Für viele Kleinkinder verblasst die Erinnerung an eine Zeit vor dem Coronavirus immer mehr. Ist das Leben mit der Pandemie für sie inzwischen normal? Psychotherapeutin Dr. Dunja Voos gibt im Interview Aufschluss.

Für viele Kleinkinder ist ein Leben mit dem Coronavirus inzwischen Normalität.. © FamVeld/Shutterstock.com
Für viele Kleinkinder ist ein Leben mit dem Coronavirus inzwischen Normalität.. © FamVeld/Shutterstock.com

Seit rund einem Jahr kämpfen wir bereits gegen die Pandemie an. Viele Kleinkinder erinnern sich kaum noch an die Zeit, die vor Corona stattgefunden hat. Für sie ist es, als würden sie bereits ein Leben lang mit dem Virus leben. Psychotherapeutin Dr. med Dunja Voos, Verfasserin des Blogs „Medizin im Text“, verrät im Interview mit der Nachrichtenagentur spot on news, was aus psychischer Sicht derzeit in den Schützlingen vieler Eltern vorgeht und ob es eine „Generation Corona“ geben wird, die langfristig von den Folgen der Pandemie geprägt ist.

Viele Kleinkinder erinnern sich kaum noch an eine Zeit vor der Corona-Pandemie. Was hat das für Folgen?

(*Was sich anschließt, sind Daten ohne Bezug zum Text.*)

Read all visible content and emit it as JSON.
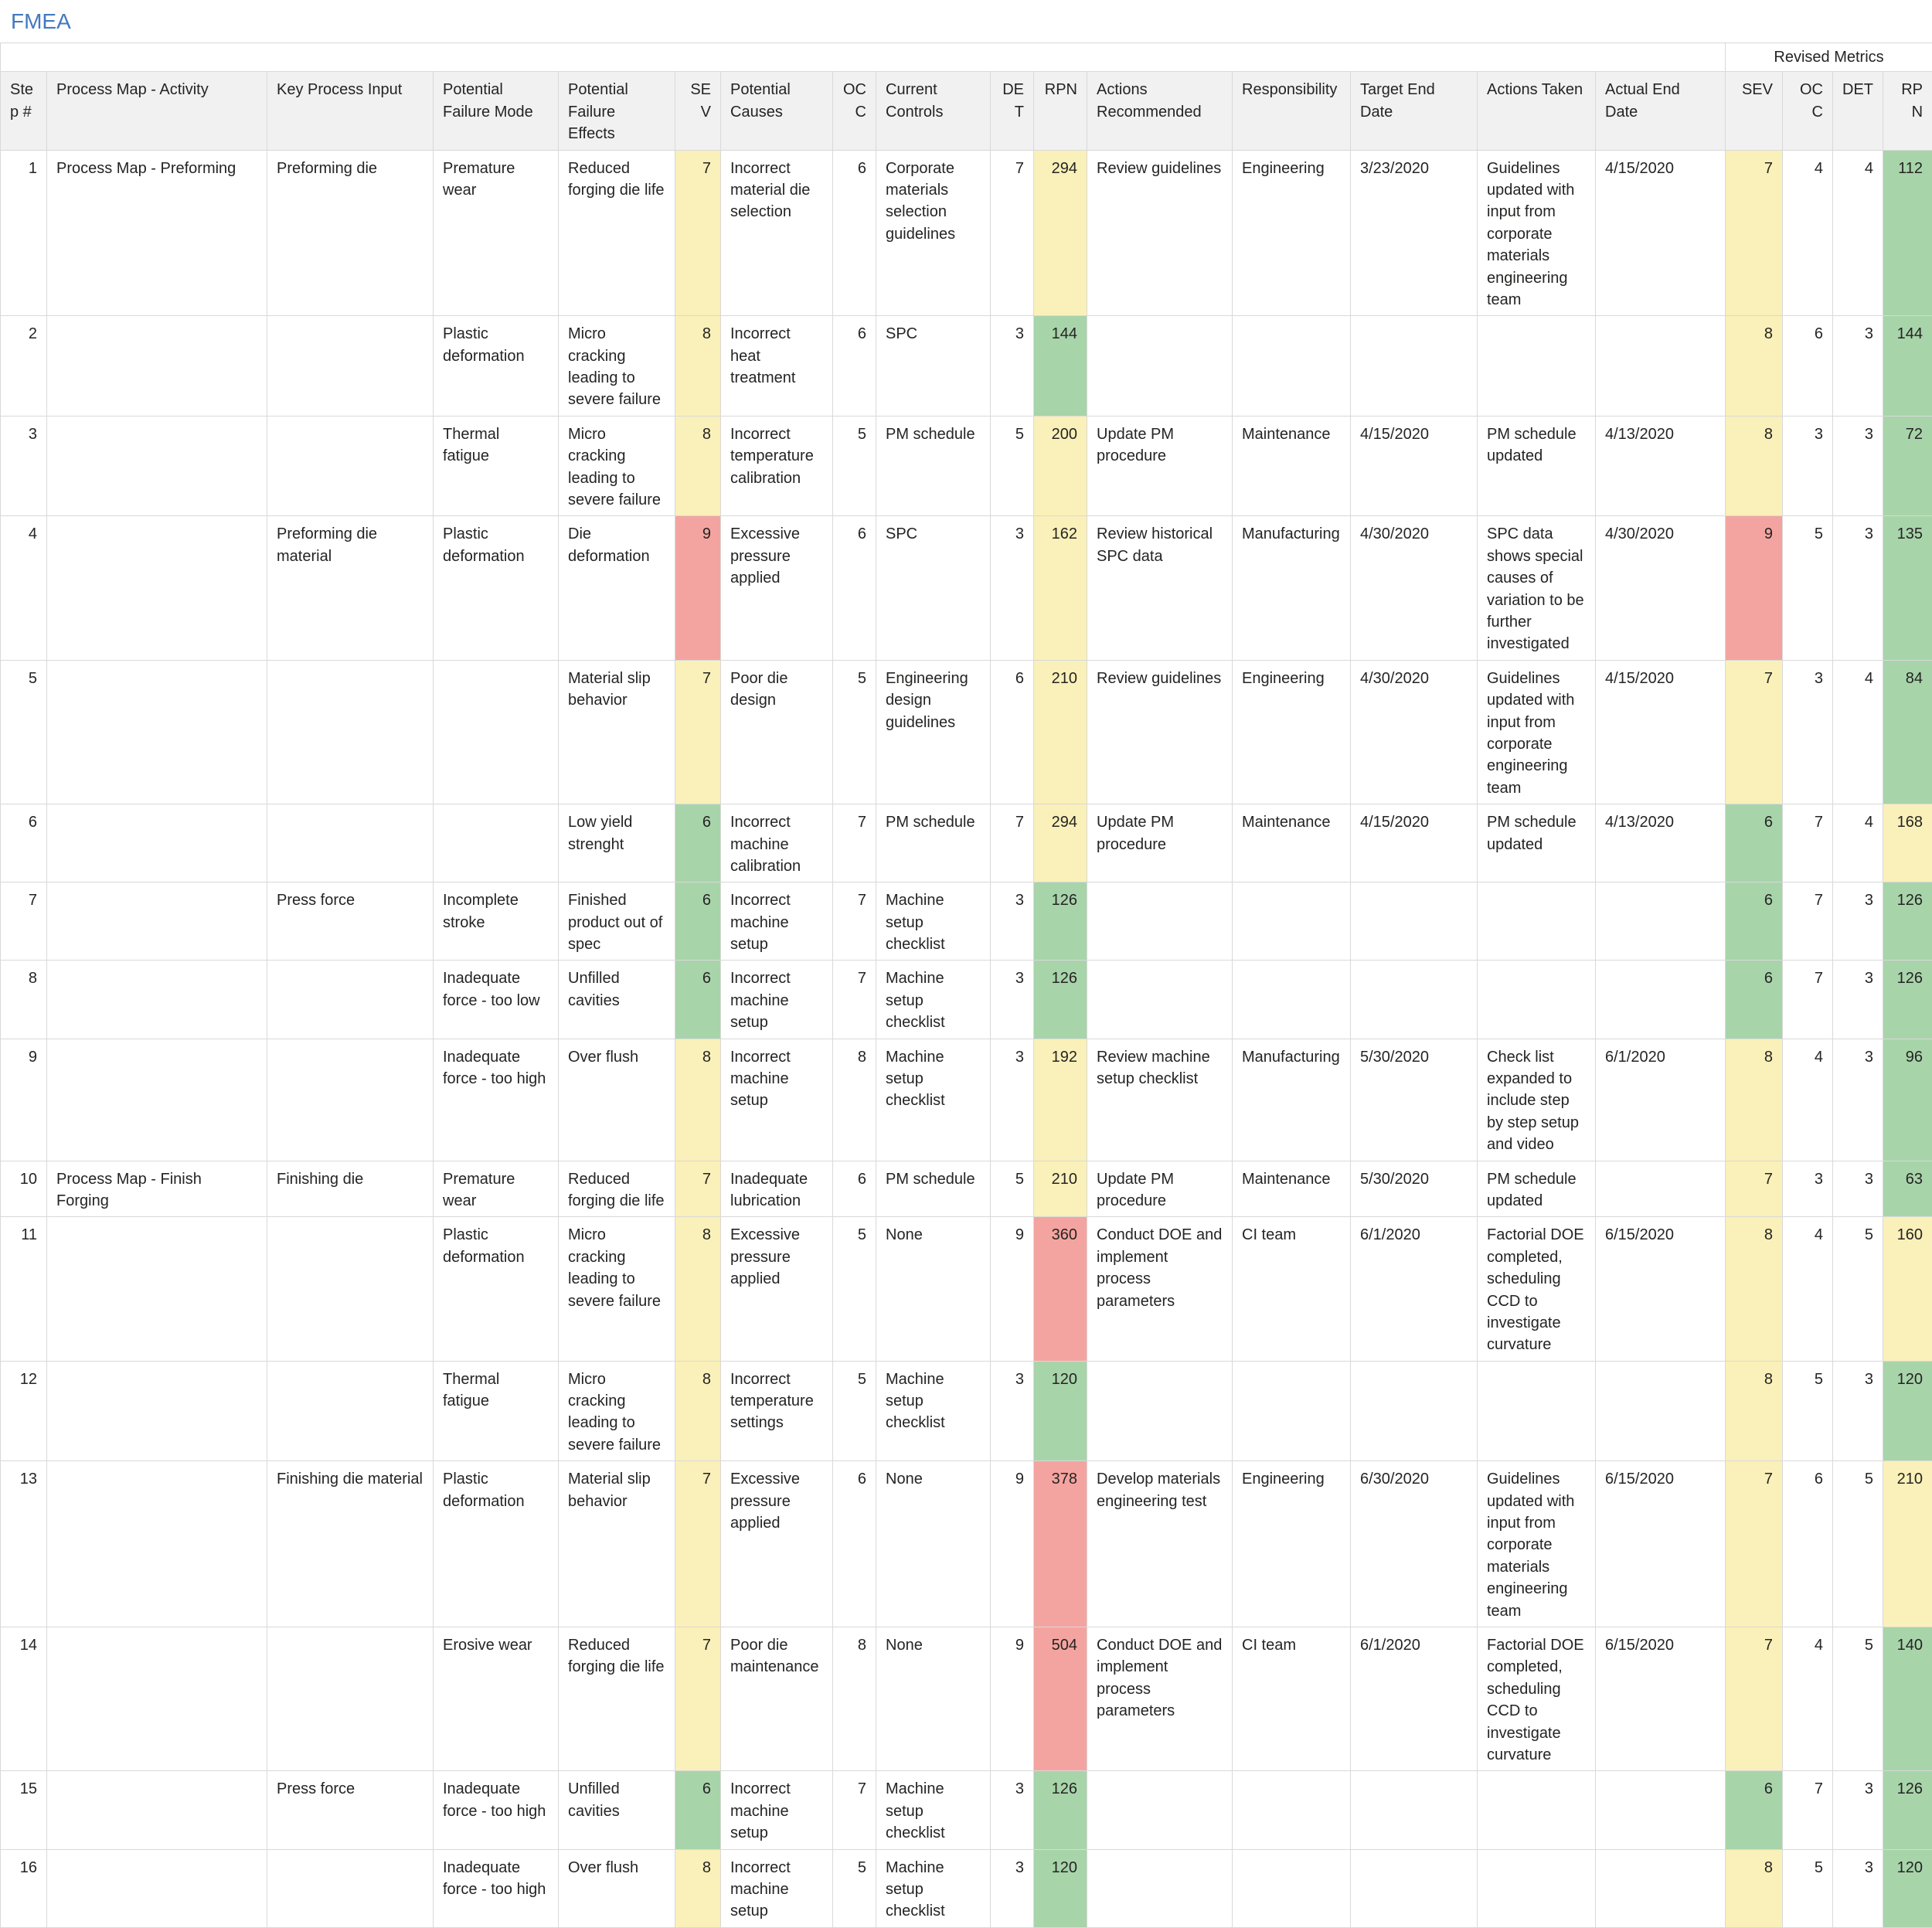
{
  "title": "FMEA",
  "palette": {
    "green": "#A8D4AA",
    "yellow": "#FAF0B9",
    "red": "#F4A4A0"
  },
  "header_bg": "#F1F1F1",
  "title_color": "#4379BF",
  "table": {
    "group_header": "Revised Metrics",
    "columns": [
      {
        "key": "step",
        "label": "Step #",
        "align": "right",
        "h_align": "left"
      },
      {
        "key": "activity",
        "label": "Process Map - Activity",
        "align": "left",
        "h_align": "left"
      },
      {
        "key": "key_input",
        "label": "Key Process Input",
        "align": "left",
        "h_align": "left"
      },
      {
        "key": "failure_mode",
        "label": "Potential Failure Mode",
        "align": "left",
        "h_align": "left"
      },
      {
        "key": "failure_effects",
        "label": "Potential Failure Effects",
        "align": "left",
        "h_align": "left"
      },
      {
        "key": "sev",
        "label": "SEV",
        "align": "right",
        "h_align": "right",
        "bg": "sev_bg"
      },
      {
        "key": "causes",
        "label": "Potential Causes",
        "align": "left",
        "h_align": "left"
      },
      {
        "key": "occ",
        "label": "OCC",
        "align": "right",
        "h_align": "right"
      },
      {
        "key": "controls",
        "label": "Current Controls",
        "align": "left",
        "h_align": "left"
      },
      {
        "key": "det",
        "label": "DET",
        "align": "right",
        "h_align": "right"
      },
      {
        "key": "rpn",
        "label": "RPN",
        "align": "right",
        "h_align": "right",
        "bg": "rpn_bg"
      },
      {
        "key": "actions_recommended",
        "label": "Actions Recommended",
        "align": "left",
        "h_align": "left"
      },
      {
        "key": "responsibility",
        "label": "Responsibility",
        "align": "left",
        "h_align": "left"
      },
      {
        "key": "target_end_date",
        "label": "Target End Date",
        "align": "left",
        "h_align": "left"
      },
      {
        "key": "actions_taken",
        "label": "Actions Taken",
        "align": "left",
        "h_align": "left"
      },
      {
        "key": "actual_end_date",
        "label": "Actual End Date",
        "align": "left",
        "h_align": "left"
      },
      {
        "key": "r_sev",
        "label": "SEV",
        "align": "right",
        "h_align": "right",
        "bg": "r_sev_bg"
      },
      {
        "key": "r_occ",
        "label": "OCC",
        "align": "right",
        "h_align": "right"
      },
      {
        "key": "r_det",
        "label": "DET",
        "align": "right",
        "h_align": "right"
      },
      {
        "key": "r_rpn",
        "label": "RPN",
        "align": "right",
        "h_align": "right",
        "bg": "r_rpn_bg"
      }
    ],
    "rows": [
      {
        "step": 1,
        "activity": "Process Map - Preforming",
        "key_input": "Preforming die",
        "failure_mode": "Premature wear",
        "failure_effects": "Reduced forging die life",
        "sev": 7,
        "sev_bg": "yellow",
        "causes": "Incorrect material die selection",
        "occ": 6,
        "controls": "Corporate materials selection guidelines",
        "det": 7,
        "rpn": 294,
        "rpn_bg": "yellow",
        "actions_recommended": "Review guidelines",
        "responsibility": "Engineering",
        "target_end_date": "3/23/2020",
        "actions_taken": "Guidelines updated with input from corporate materials engineering team",
        "actual_end_date": "4/15/2020",
        "r_sev": 7,
        "r_sev_bg": "yellow",
        "r_occ": 4,
        "r_det": 4,
        "r_rpn": 112,
        "r_rpn_bg": "green"
      },
      {
        "step": 2,
        "activity": "",
        "key_input": "",
        "failure_mode": "Plastic deformation",
        "failure_effects": "Micro cracking leading to severe failure",
        "sev": 8,
        "sev_bg": "yellow",
        "causes": "Incorrect heat treatment",
        "occ": 6,
        "controls": "SPC",
        "det": 3,
        "rpn": 144,
        "rpn_bg": "green",
        "actions_recommended": "",
        "responsibility": "",
        "target_end_date": "",
        "actions_taken": "",
        "actual_end_date": "",
        "r_sev": 8,
        "r_sev_bg": "yellow",
        "r_occ": 6,
        "r_det": 3,
        "r_rpn": 144,
        "r_rpn_bg": "green"
      },
      {
        "step": 3,
        "activity": "",
        "key_input": "",
        "failure_mode": "Thermal fatigue",
        "failure_effects": "Micro cracking leading to severe failure",
        "sev": 8,
        "sev_bg": "yellow",
        "causes": "Incorrect temperature calibration",
        "occ": 5,
        "controls": "PM schedule",
        "det": 5,
        "rpn": 200,
        "rpn_bg": "yellow",
        "actions_recommended": "Update PM procedure",
        "responsibility": "Maintenance",
        "target_end_date": "4/15/2020",
        "actions_taken": "PM schedule updated",
        "actual_end_date": "4/13/2020",
        "r_sev": 8,
        "r_sev_bg": "yellow",
        "r_occ": 3,
        "r_det": 3,
        "r_rpn": 72,
        "r_rpn_bg": "green"
      },
      {
        "step": 4,
        "activity": "",
        "key_input": "Preforming die material",
        "failure_mode": "Plastic deformation",
        "failure_effects": "Die deformation",
        "sev": 9,
        "sev_bg": "red",
        "causes": "Excessive pressure applied",
        "occ": 6,
        "controls": "SPC",
        "det": 3,
        "rpn": 162,
        "rpn_bg": "yellow",
        "actions_recommended": "Review historical SPC data",
        "responsibility": "Manufacturing",
        "target_end_date": "4/30/2020",
        "actions_taken": "SPC data shows special causes of variation to be further investigated",
        "actual_end_date": "4/30/2020",
        "r_sev": 9,
        "r_sev_bg": "red",
        "r_occ": 5,
        "r_det": 3,
        "r_rpn": 135,
        "r_rpn_bg": "green"
      },
      {
        "step": 5,
        "activity": "",
        "key_input": "",
        "failure_mode": "",
        "failure_effects": "Material slip behavior",
        "sev": 7,
        "sev_bg": "yellow",
        "causes": "Poor die design",
        "occ": 5,
        "controls": "Engineering design guidelines",
        "det": 6,
        "rpn": 210,
        "rpn_bg": "yellow",
        "actions_recommended": "Review guidelines",
        "responsibility": "Engineering",
        "target_end_date": "4/30/2020",
        "actions_taken": "Guidelines updated with input from corporate engineering team",
        "actual_end_date": "4/15/2020",
        "r_sev": 7,
        "r_sev_bg": "yellow",
        "r_occ": 3,
        "r_det": 4,
        "r_rpn": 84,
        "r_rpn_bg": "green"
      },
      {
        "step": 6,
        "activity": "",
        "key_input": "",
        "failure_mode": "",
        "failure_effects": "Low yield strenght",
        "sev": 6,
        "sev_bg": "green",
        "causes": "Incorrect machine calibration",
        "occ": 7,
        "controls": "PM schedule",
        "det": 7,
        "rpn": 294,
        "rpn_bg": "yellow",
        "actions_recommended": "Update PM procedure",
        "responsibility": "Maintenance",
        "target_end_date": "4/15/2020",
        "actions_taken": "PM schedule updated",
        "actual_end_date": "4/13/2020",
        "r_sev": 6,
        "r_sev_bg": "green",
        "r_occ": 7,
        "r_det": 4,
        "r_rpn": 168,
        "r_rpn_bg": "yellow"
      },
      {
        "step": 7,
        "activity": "",
        "key_input": "Press force",
        "failure_mode": "Incomplete stroke",
        "failure_effects": "Finished product out of spec",
        "sev": 6,
        "sev_bg": "green",
        "causes": "Incorrect machine setup",
        "occ": 7,
        "controls": "Machine setup checklist",
        "det": 3,
        "rpn": 126,
        "rpn_bg": "green",
        "actions_recommended": "",
        "responsibility": "",
        "target_end_date": "",
        "actions_taken": "",
        "actual_end_date": "",
        "r_sev": 6,
        "r_sev_bg": "green",
        "r_occ": 7,
        "r_det": 3,
        "r_rpn": 126,
        "r_rpn_bg": "green"
      },
      {
        "step": 8,
        "activity": "",
        "key_input": "",
        "failure_mode": "Inadequate force - too low",
        "failure_effects": "Unfilled cavities",
        "sev": 6,
        "sev_bg": "green",
        "causes": "Incorrect machine setup",
        "occ": 7,
        "controls": "Machine setup checklist",
        "det": 3,
        "rpn": 126,
        "rpn_bg": "green",
        "actions_recommended": "",
        "responsibility": "",
        "target_end_date": "",
        "actions_taken": "",
        "actual_end_date": "",
        "r_sev": 6,
        "r_sev_bg": "green",
        "r_occ": 7,
        "r_det": 3,
        "r_rpn": 126,
        "r_rpn_bg": "green"
      },
      {
        "step": 9,
        "activity": "",
        "key_input": "",
        "failure_mode": "Inadequate force - too high",
        "failure_effects": "Over flush",
        "sev": 8,
        "sev_bg": "yellow",
        "causes": "Incorrect machine setup",
        "occ": 8,
        "controls": "Machine setup checklist",
        "det": 3,
        "rpn": 192,
        "rpn_bg": "yellow",
        "actions_recommended": "Review machine setup checklist",
        "responsibility": "Manufacturing",
        "target_end_date": "5/30/2020",
        "actions_taken": "Check list expanded to include step by step setup and video",
        "actual_end_date": "6/1/2020",
        "r_sev": 8,
        "r_sev_bg": "yellow",
        "r_occ": 4,
        "r_det": 3,
        "r_rpn": 96,
        "r_rpn_bg": "green"
      },
      {
        "step": 10,
        "activity": "Process Map - Finish Forging",
        "key_input": "Finishing die",
        "failure_mode": "Premature wear",
        "failure_effects": "Reduced forging die life",
        "sev": 7,
        "sev_bg": "yellow",
        "causes": "Inadequate lubrication",
        "occ": 6,
        "controls": "PM schedule",
        "det": 5,
        "rpn": 210,
        "rpn_bg": "yellow",
        "actions_recommended": "Update PM procedure",
        "responsibility": "Maintenance",
        "target_end_date": "5/30/2020",
        "actions_taken": "PM schedule updated",
        "actual_end_date": "",
        "r_sev": 7,
        "r_sev_bg": "yellow",
        "r_occ": 3,
        "r_det": 3,
        "r_rpn": 63,
        "r_rpn_bg": "green"
      },
      {
        "step": 11,
        "activity": "",
        "key_input": "",
        "failure_mode": "Plastic deformation",
        "failure_effects": "Micro cracking leading to severe failure",
        "sev": 8,
        "sev_bg": "yellow",
        "causes": "Excessive pressure applied",
        "occ": 5,
        "controls": "None",
        "det": 9,
        "rpn": 360,
        "rpn_bg": "red",
        "actions_recommended": "Conduct DOE and implement process parameters",
        "responsibility": "CI team",
        "target_end_date": "6/1/2020",
        "actions_taken": "Factorial DOE completed, scheduling CCD to investigate curvature",
        "actual_end_date": "6/15/2020",
        "r_sev": 8,
        "r_sev_bg": "yellow",
        "r_occ": 4,
        "r_det": 5,
        "r_rpn": 160,
        "r_rpn_bg": "yellow"
      },
      {
        "step": 12,
        "activity": "",
        "key_input": "",
        "failure_mode": "Thermal fatigue",
        "failure_effects": "Micro cracking leading to severe failure",
        "sev": 8,
        "sev_bg": "yellow",
        "causes": "Incorrect temperature settings",
        "occ": 5,
        "controls": "Machine setup checklist",
        "det": 3,
        "rpn": 120,
        "rpn_bg": "green",
        "actions_recommended": "",
        "responsibility": "",
        "target_end_date": "",
        "actions_taken": "",
        "actual_end_date": "",
        "r_sev": 8,
        "r_sev_bg": "yellow",
        "r_occ": 5,
        "r_det": 3,
        "r_rpn": 120,
        "r_rpn_bg": "green"
      },
      {
        "step": 13,
        "activity": "",
        "key_input": "Finishing die material",
        "failure_mode": "Plastic deformation",
        "failure_effects": "Material slip behavior",
        "sev": 7,
        "sev_bg": "yellow",
        "causes": "Excessive pressure applied",
        "occ": 6,
        "controls": "None",
        "det": 9,
        "rpn": 378,
        "rpn_bg": "red",
        "actions_recommended": "Develop materials engineering test",
        "responsibility": "Engineering",
        "target_end_date": "6/30/2020",
        "actions_taken": "Guidelines updated with input from corporate materials engineering team",
        "actual_end_date": "6/15/2020",
        "r_sev": 7,
        "r_sev_bg": "yellow",
        "r_occ": 6,
        "r_det": 5,
        "r_rpn": 210,
        "r_rpn_bg": "yellow"
      },
      {
        "step": 14,
        "activity": "",
        "key_input": "",
        "failure_mode": "Erosive wear",
        "failure_effects": "Reduced forging die life",
        "sev": 7,
        "sev_bg": "yellow",
        "causes": "Poor die maintenance",
        "occ": 8,
        "controls": "None",
        "det": 9,
        "rpn": 504,
        "rpn_bg": "red",
        "actions_recommended": "Conduct DOE and implement process parameters",
        "responsibility": "CI team",
        "target_end_date": "6/1/2020",
        "actions_taken": "Factorial DOE completed, scheduling CCD to investigate curvature",
        "actual_end_date": "6/15/2020",
        "r_sev": 7,
        "r_sev_bg": "yellow",
        "r_occ": 4,
        "r_det": 5,
        "r_rpn": 140,
        "r_rpn_bg": "green"
      },
      {
        "step": 15,
        "activity": "",
        "key_input": "Press force",
        "failure_mode": "Inadequate force - too high",
        "failure_effects": "Unfilled cavities",
        "sev": 6,
        "sev_bg": "green",
        "causes": "Incorrect machine setup",
        "occ": 7,
        "controls": "Machine setup checklist",
        "det": 3,
        "rpn": 126,
        "rpn_bg": "green",
        "actions_recommended": "",
        "responsibility": "",
        "target_end_date": "",
        "actions_taken": "",
        "actual_end_date": "",
        "r_sev": 6,
        "r_sev_bg": "green",
        "r_occ": 7,
        "r_det": 3,
        "r_rpn": 126,
        "r_rpn_bg": "green"
      },
      {
        "step": 16,
        "activity": "",
        "key_input": "",
        "failure_mode": "Inadequate force - too high",
        "failure_effects": "Over flush",
        "sev": 8,
        "sev_bg": "yellow",
        "causes": "Incorrect machine setup",
        "occ": 5,
        "controls": "Machine setup checklist",
        "det": 3,
        "rpn": 120,
        "rpn_bg": "green",
        "actions_recommended": "",
        "responsibility": "",
        "target_end_date": "",
        "actions_taken": "",
        "actual_end_date": "",
        "r_sev": 8,
        "r_sev_bg": "yellow",
        "r_occ": 5,
        "r_det": 3,
        "r_rpn": 120,
        "r_rpn_bg": "green"
      }
    ]
  }
}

Dr. med. Dunja Voos: Ich kenne eine Hebamme, die sagt immer: „Eure Kinder wissen nicht, dass sie im Jahr 2021 zur Welt kommen. Sie brauchen immer noch neun Monate, um im Mutterleib zu reifen, sie brauchen immer noch Eure Wärme, Eure Brust, Euren weichen Schoß und Eure Liebe. Für sie ist es wie seit tausenden von Jahren.“ Ich fand diesen Satz sehr klug. Wenn Babys und Kleinkinder Eltern haben, die auf ihre Bedürfnisse eingehen und sich um sie sorgen, dann spielen die Außenbedingungen zunächst eine untergeordnete Rolle.

Sind die Eltern jedoch selbst stärker in Bedrängnis geraten durch die Pandemie, werden auch die Kinder diese Not möglicherweise mitbekommen, woraus die verschiedensten Probleme wie z.B. eine erhöhte Ängstlichkeit oder eine depressive Stimmung entstehen können. Kleine Kinder halten jedoch die Art, wie sie aufwachsen, für normal. Erst wenn sie selbst alt genug sind, um über die Dinge ausreichend zu reflektieren, wird sich zeigen, was daraus entsteht.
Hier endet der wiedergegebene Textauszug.